---
title: "Catalogs"
weight: 81
type: docs
aliases:
  - /dev/table/catalogs.html
---
<!--
Licensed to the Apache Software Foundation (ASF) under one
or more contributor license agreements.  See the NOTICE file
distributed with this work for additional information
regarding copyright ownership.  The ASF licenses this file
to you under the Apache License, Version 2.0 (the
"License"); you may not use this file except in compliance
with the License.  You may obtain a copy of the License at

  http://www.apache.org/licenses/LICENSE-2.0

Unless required by applicable law or agreed to in writing,
software distributed under the License is distributed on an
"AS IS" BASIS, WITHOUT WARRANTIES OR CONDITIONS OF ANY
KIND, either express or implied.  See the License for the
specific language governing permissions and limitations
under the License.
-->

# Catalogs

Catalogs provide metadata, such as databases, tables, partitions, views, and functions and information needed to access data stored in a database or other external systems.

One of the most crucial aspects of data processing is managing metadata.
It may be transient metadata like temporary tables, or UDFs registered against the table environment.
Or permanent metadata, like that in a Hive Metastore. Catalogs provide a unified API for managing metadata and making it accessible from the Table API and SQL Queries. 

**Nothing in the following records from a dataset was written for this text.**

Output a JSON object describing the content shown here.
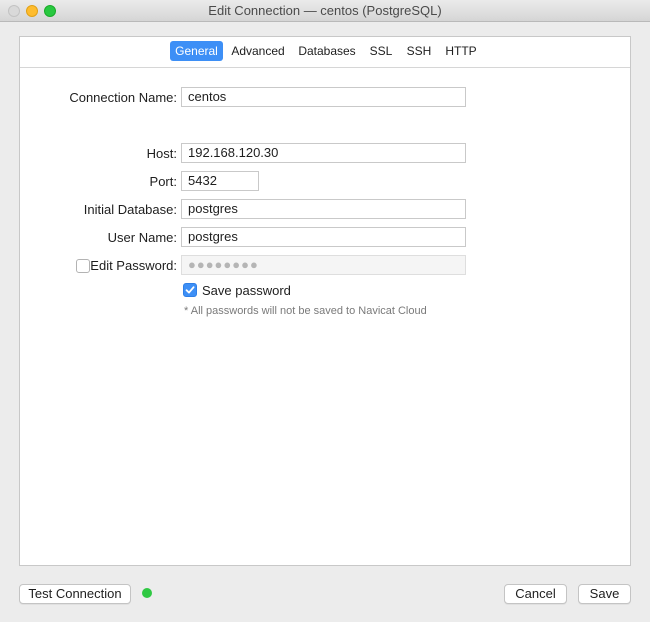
{
  "window": {
    "title": "Edit Connection — centos (PostgreSQL)"
  },
  "tabs": [
    {
      "label": "General",
      "active": true
    },
    {
      "label": "Advanced",
      "active": false
    },
    {
      "label": "Databases",
      "active": false
    },
    {
      "label": "SSL",
      "active": false
    },
    {
      "label": "SSH",
      "active": false
    },
    {
      "label": "HTTP",
      "active": false
    }
  ],
  "form": {
    "connection_name": {
      "label": "Connection Name:",
      "value": "centos"
    },
    "host": {
      "label": "Host:",
      "value": "192.168.120.30"
    },
    "port": {
      "label": "Port:",
      "value": "5432"
    },
    "initial_database": {
      "label": "Initial Database:",
      "value": "postgres"
    },
    "user_name": {
      "label": "User Name:",
      "value": "postgres"
    },
    "edit_password": {
      "label": "Edit Password:",
      "checked": false,
      "value": "●●●●●●●●"
    },
    "save_password": {
      "label": "Save password",
      "checked": true
    },
    "note": "* All passwords will not be saved to Navicat Cloud"
  },
  "footer": {
    "test_connection": "Test Connection",
    "cancel": "Cancel",
    "save": "Save"
  },
  "colors": {
    "accent": "#3d8ff6",
    "status_ok": "#2fc843"
  }
}
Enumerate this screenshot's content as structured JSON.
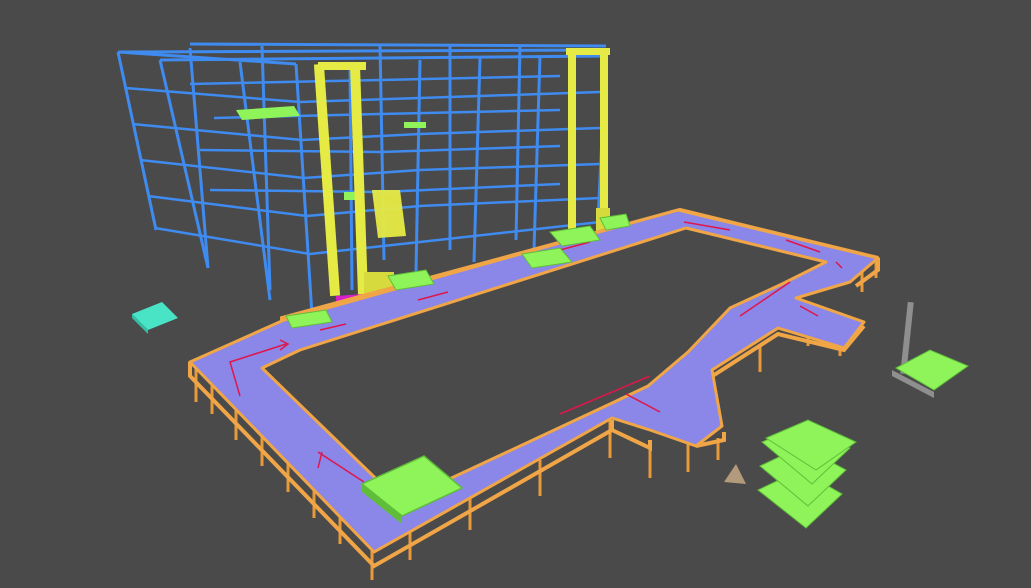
{
  "viewport": {
    "background": "#4a4a4a"
  },
  "colors": {
    "rack": "#3f8bf0",
    "stacker_crane": "#e6ea44",
    "stacker_crane_dark": "#b9bd2c",
    "conveyor_top": "#8a87e8",
    "conveyor_frame": "#f0a546",
    "conveyor_leg": "#e89a3a",
    "pallet": "#8ff45a",
    "pallet_edge": "#5fbd3a",
    "flow_arrow": "#e0164a",
    "cyan_pallet": "#49e3c6",
    "magenta_item": "#d81ec8",
    "robot_arm": "#8f8f8f",
    "cone_marker": "#b49a7c"
  },
  "scene": {
    "objects": [
      {
        "name": "storage-rack",
        "kind": "rack"
      },
      {
        "name": "stacker-crane",
        "kind": "crane",
        "count": 2
      },
      {
        "name": "conveyor-loop",
        "kind": "conveyor"
      },
      {
        "name": "pallet",
        "kind": "pallet"
      },
      {
        "name": "pallet-stack",
        "kind": "pallet",
        "count": 4
      },
      {
        "name": "cyan-pallet",
        "kind": "pallet"
      },
      {
        "name": "robot-arm",
        "kind": "robot"
      },
      {
        "name": "cone-marker",
        "kind": "marker"
      }
    ]
  }
}
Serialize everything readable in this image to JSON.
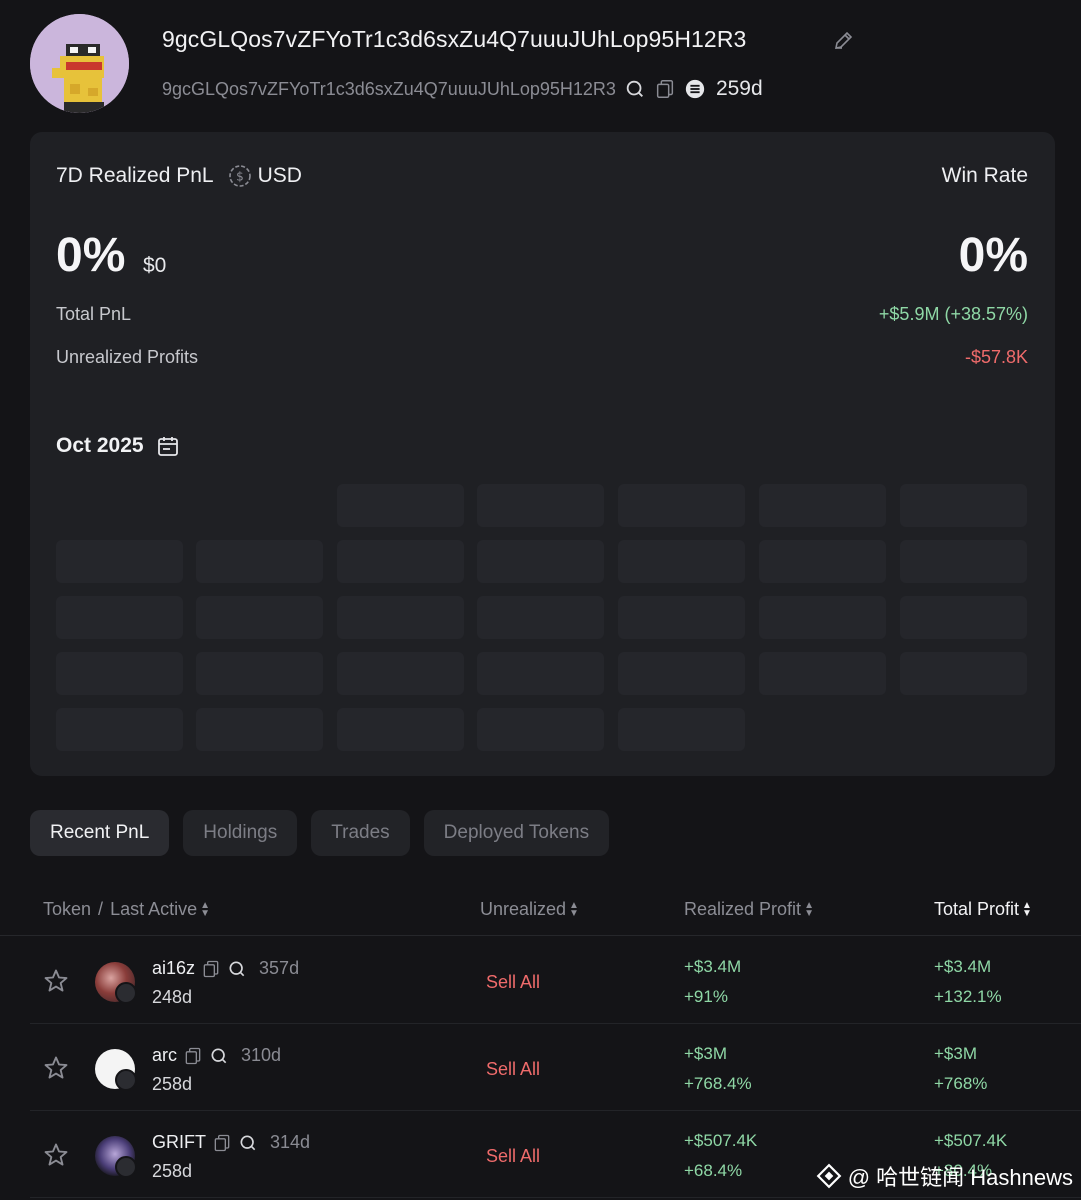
{
  "header": {
    "wallet_name": "9gcGLQos7vZFYoTr1c3d6sxZu4Q7uuuJUhLop95H12R3",
    "address": "9gcGLQos7vZFYoTr1c3d6sxZu4Q7uuuJUhLop95H12R3",
    "wallet_age": "259d"
  },
  "stats": {
    "pnl_label": "7D Realized PnL",
    "currency": "USD",
    "win_rate_label": "Win Rate",
    "pnl_percent": "0%",
    "pnl_usd": "$0",
    "win_rate": "0%",
    "total_pnl_label": "Total PnL",
    "total_pnl_value": "+$5.9M (+38.57%)",
    "unrealized_label": "Unrealized Profits",
    "unrealized_value": "-$57.8K",
    "month": "Oct 2025"
  },
  "tabs": [
    "Recent PnL",
    "Holdings",
    "Trades",
    "Deployed Tokens"
  ],
  "table": {
    "headers": {
      "token": "Token",
      "last_active": "Last Active",
      "unrealized": "Unrealized",
      "realized": "Realized Profit",
      "total": "Total Profit"
    },
    "rows": [
      {
        "name": "ai16z",
        "age": "357d",
        "last_active": "248d",
        "action": "Sell All",
        "realized": "+$3.4M",
        "realized_pct": "+91%",
        "total": "+$3.4M",
        "total_pct": "+132.1%"
      },
      {
        "name": "arc",
        "age": "310d",
        "last_active": "258d",
        "action": "Sell All",
        "realized": "+$3M",
        "realized_pct": "+768.4%",
        "total": "+$3M",
        "total_pct": "+768%"
      },
      {
        "name": "GRIFT",
        "age": "314d",
        "last_active": "258d",
        "action": "Sell All",
        "realized": "+$507.4K",
        "realized_pct": "+68.4%",
        "total": "+$507.4K",
        "total_pct": "+80.4%"
      }
    ]
  },
  "watermark": "@ 哈世链闻 Hashnews",
  "colors": {
    "positive": "#8fd8a6",
    "negative": "#ef6b6b",
    "background": "#141417",
    "card": "#1f2024"
  }
}
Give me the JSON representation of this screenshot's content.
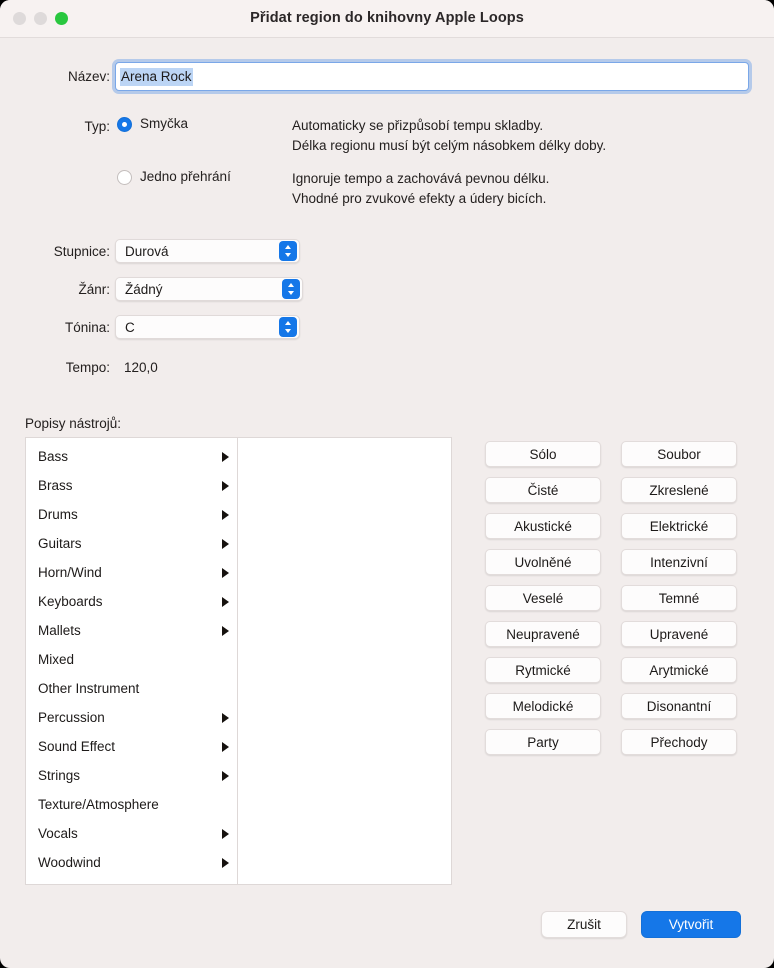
{
  "window": {
    "title": "Přidat region do knihovny Apple Loops",
    "traffic_lights": [
      "close",
      "minimize",
      "zoom"
    ],
    "accent_color": "#1577e8",
    "background_color": "#f2edec",
    "titlebar_color": "#f7f2f1"
  },
  "name": {
    "label": "Název:",
    "value": "Arena Rock",
    "selected": true
  },
  "type": {
    "label": "Typ:",
    "options": [
      {
        "label": "Smyčka",
        "selected": true,
        "description_line1": "Automaticky se přizpůsobí tempu skladby.",
        "description_line2": "Délka regionu musí být celým násobkem délky doby."
      },
      {
        "label": "Jedno přehrání",
        "selected": false,
        "description_line1": "Ignoruje tempo a zachovává pevnou délku.",
        "description_line2": "Vhodné pro zvukové efekty a údery bicích."
      }
    ]
  },
  "popups": {
    "scale": {
      "label": "Stupnice:",
      "value": "Durová"
    },
    "genre": {
      "label": "Žánr:",
      "value": "Žádný"
    },
    "key": {
      "label": "Tónina:",
      "value": "C"
    }
  },
  "tempo": {
    "label": "Tempo:",
    "value": "120,0"
  },
  "browser": {
    "title": "Popisy nástrojů:",
    "items": [
      {
        "label": "Bass",
        "has_submenu": true
      },
      {
        "label": "Brass",
        "has_submenu": true
      },
      {
        "label": "Drums",
        "has_submenu": true
      },
      {
        "label": "Guitars",
        "has_submenu": true
      },
      {
        "label": "Horn/Wind",
        "has_submenu": true
      },
      {
        "label": "Keyboards",
        "has_submenu": true
      },
      {
        "label": "Mallets",
        "has_submenu": true
      },
      {
        "label": "Mixed",
        "has_submenu": false
      },
      {
        "label": "Other Instrument",
        "has_submenu": false
      },
      {
        "label": "Percussion",
        "has_submenu": true
      },
      {
        "label": "Sound Effect",
        "has_submenu": true
      },
      {
        "label": "Strings",
        "has_submenu": true
      },
      {
        "label": "Texture/Atmosphere",
        "has_submenu": false
      },
      {
        "label": "Vocals",
        "has_submenu": true
      },
      {
        "label": "Woodwind",
        "has_submenu": true
      }
    ]
  },
  "tags": [
    "Sólo",
    "Soubor",
    "Čisté",
    "Zkreslené",
    "Akustické",
    "Elektrické",
    "Uvolněné",
    "Intenzivní",
    "Veselé",
    "Temné",
    "Neupravené",
    "Upravené",
    "Rytmické",
    "Arytmické",
    "Melodické",
    "Disonantní",
    "Party",
    "Přechody"
  ],
  "footer": {
    "cancel_label": "Zrušit",
    "create_label": "Vytvořit"
  }
}
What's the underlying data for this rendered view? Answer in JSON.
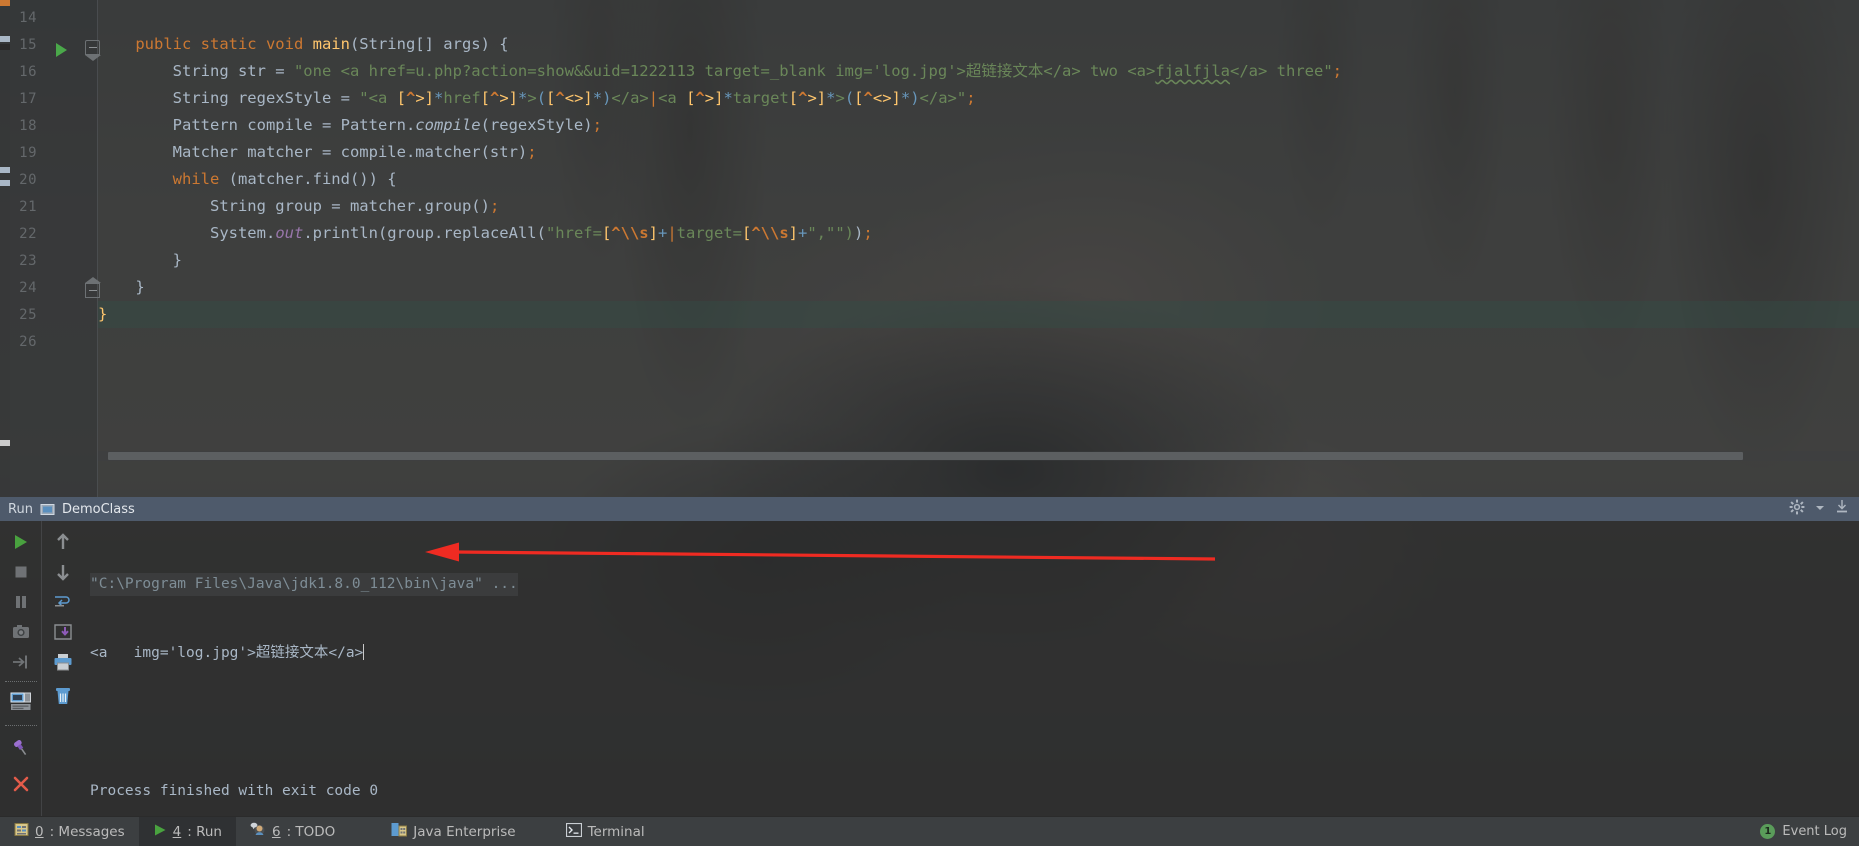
{
  "editor": {
    "first_line": 14,
    "line_numbers": [
      14,
      15,
      16,
      17,
      18,
      19,
      20,
      21,
      22,
      23,
      24,
      25,
      26
    ],
    "run_marker_line": 15,
    "code_lines": [
      {
        "n": 14,
        "text": ""
      },
      {
        "n": 15,
        "text": "    public static void main(String[] args) {"
      },
      {
        "n": 16,
        "text": "        String str = \"one <a href=u.php?action=show&&uid=1222113 target=_blank img='log.jpg'>超链接文本</a> two <a>fjalfjla</a> three\";"
      },
      {
        "n": 17,
        "text": "        String regexStyle = \"<a [^>]*href[^>]*>([^<>]*)</a>|<a [^>]*target[^>]*>([^<>]*)</a>\";"
      },
      {
        "n": 18,
        "text": "        Pattern compile = Pattern.compile(regexStyle);"
      },
      {
        "n": 19,
        "text": "        Matcher matcher = compile.matcher(str);"
      },
      {
        "n": 20,
        "text": "        while (matcher.find()) {"
      },
      {
        "n": 21,
        "text": "            String group = matcher.group();"
      },
      {
        "n": 22,
        "text": "            System.out.println(group.replaceAll(\"href=[^\\\\s]+|target=[^\\\\s]+\",\"\"));"
      },
      {
        "n": 23,
        "text": "        }"
      },
      {
        "n": 24,
        "text": "    }"
      },
      {
        "n": 25,
        "text": "}"
      },
      {
        "n": 26,
        "text": ""
      }
    ],
    "highlighted_line": 25,
    "typo_word": "fjalfjla"
  },
  "run_window": {
    "title": "Run",
    "tab_name": "DemoClass",
    "config_icon": "gear-icon",
    "collapse_icon": "hide-icon",
    "left_toolbar": [
      {
        "name": "rerun-button",
        "icon": "play-icon"
      },
      {
        "name": "stop-button",
        "icon": "stop-square-icon"
      },
      {
        "name": "pause-button",
        "icon": "pause-icon"
      },
      {
        "name": "dump-threads-button",
        "icon": "camera-icon"
      },
      {
        "name": "restore-layout-button",
        "icon": "enter-arrow-icon"
      },
      {
        "name": "console-view-button",
        "icon": "console-window-icon"
      },
      {
        "name": "pin-tab-button",
        "icon": "pushpin-icon"
      },
      {
        "name": "close-button",
        "icon": "close-x-icon"
      }
    ],
    "right_toolbar": [
      {
        "name": "up-stack-button",
        "icon": "arrow-up-icon"
      },
      {
        "name": "down-stack-button",
        "icon": "arrow-down-icon"
      },
      {
        "name": "soft-wrap-button",
        "icon": "soft-wrap-icon"
      },
      {
        "name": "scroll-to-end-button",
        "icon": "scroll-end-icon"
      },
      {
        "name": "print-button",
        "icon": "printer-icon"
      },
      {
        "name": "clear-all-button",
        "icon": "trash-icon"
      }
    ],
    "console_lines": [
      {
        "type": "command",
        "text": "\"C:\\Program Files\\Java\\jdk1.8.0_112\\bin\\java\" ..."
      },
      {
        "type": "output",
        "text": "<a   img='log.jpg'>超链接文本</a>"
      },
      {
        "type": "blank",
        "text": ""
      },
      {
        "type": "output",
        "text": "Process finished with exit code 0"
      }
    ],
    "annotation": {
      "name": "red-arrow",
      "color": "#ef2b22",
      "points_to": "console output line 2"
    }
  },
  "status_bar": {
    "tabs": [
      {
        "name": "messages",
        "mnemonic": "0",
        "label": ": Messages",
        "icon": "messages-icon",
        "active": false
      },
      {
        "name": "run",
        "mnemonic": "4",
        "label": ": Run",
        "icon": "play-icon",
        "active": true
      },
      {
        "name": "todo",
        "mnemonic": "6",
        "label": ": TODO",
        "icon": "todo-icon",
        "active": false
      },
      {
        "name": "java-enterprise",
        "mnemonic": "",
        "label": "Java Enterprise",
        "icon": "java-ee-icon",
        "active": false
      },
      {
        "name": "terminal",
        "mnemonic": "",
        "label": "Terminal",
        "icon": "terminal-icon",
        "active": false
      }
    ],
    "event_log": {
      "label": "Event Log",
      "count": "1"
    }
  },
  "colors": {
    "accent_run_header": "#4e5a6b",
    "keyword": "#cc7832",
    "string": "#6a8759",
    "number": "#6897bb",
    "field": "#9876aa",
    "arrow_red": "#ef2b22",
    "green_run": "#4aa84a"
  }
}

Catalog enables users to reference existing metadata in their data systems, and automatically maps them to Flink's corresponding metadata. 
For example, Flink can map JDBC tables to Flink table automatically, and users don't have to manually re-writing DDLs in Flink.
Catalog greatly simplifies steps required to get started with Flink with users' existing system, and greatly enhanced user experiences.



## Catalog Types

### GenericInMemoryCatalog

The `GenericInMemoryCatalog` is an in-memory implementation of a catalog. All objects will be available only for the lifetime of the session.

### JdbcCatalog

The `JdbcCatalog` enables users to connect Flink to relational databases over JDBC protocol. Postgres Catalog and MySQL Catalog are the only two implementations of JDBC Catalog at the moment.
See [JdbcCatalog documentation]({{< ref "docs/connectors/table/jdbc" >}}) for more details on setting up the catalog.

### HiveCatalog

The `HiveCatalog` serves two purposes; as persistent storage for pure Flink metadata, and as an interface for reading and writing existing Hive metadata. 
Flink's [Hive documentation]({{< ref "docs/connectors/table/hive/overview" >}}) provides full details on setting up the catalog and interfacing with an existing Hive installation.


{{< hint warning >}} The Hive Metastore stores all meta-object names in lower case. This is unlike `GenericInMemoryCatalog` which is case-sensitive
{{< /hint >}}

### User-Defined Catalog

Catalogs are pluggable and users can develop custom catalogs by implementing the `Catalog` interface.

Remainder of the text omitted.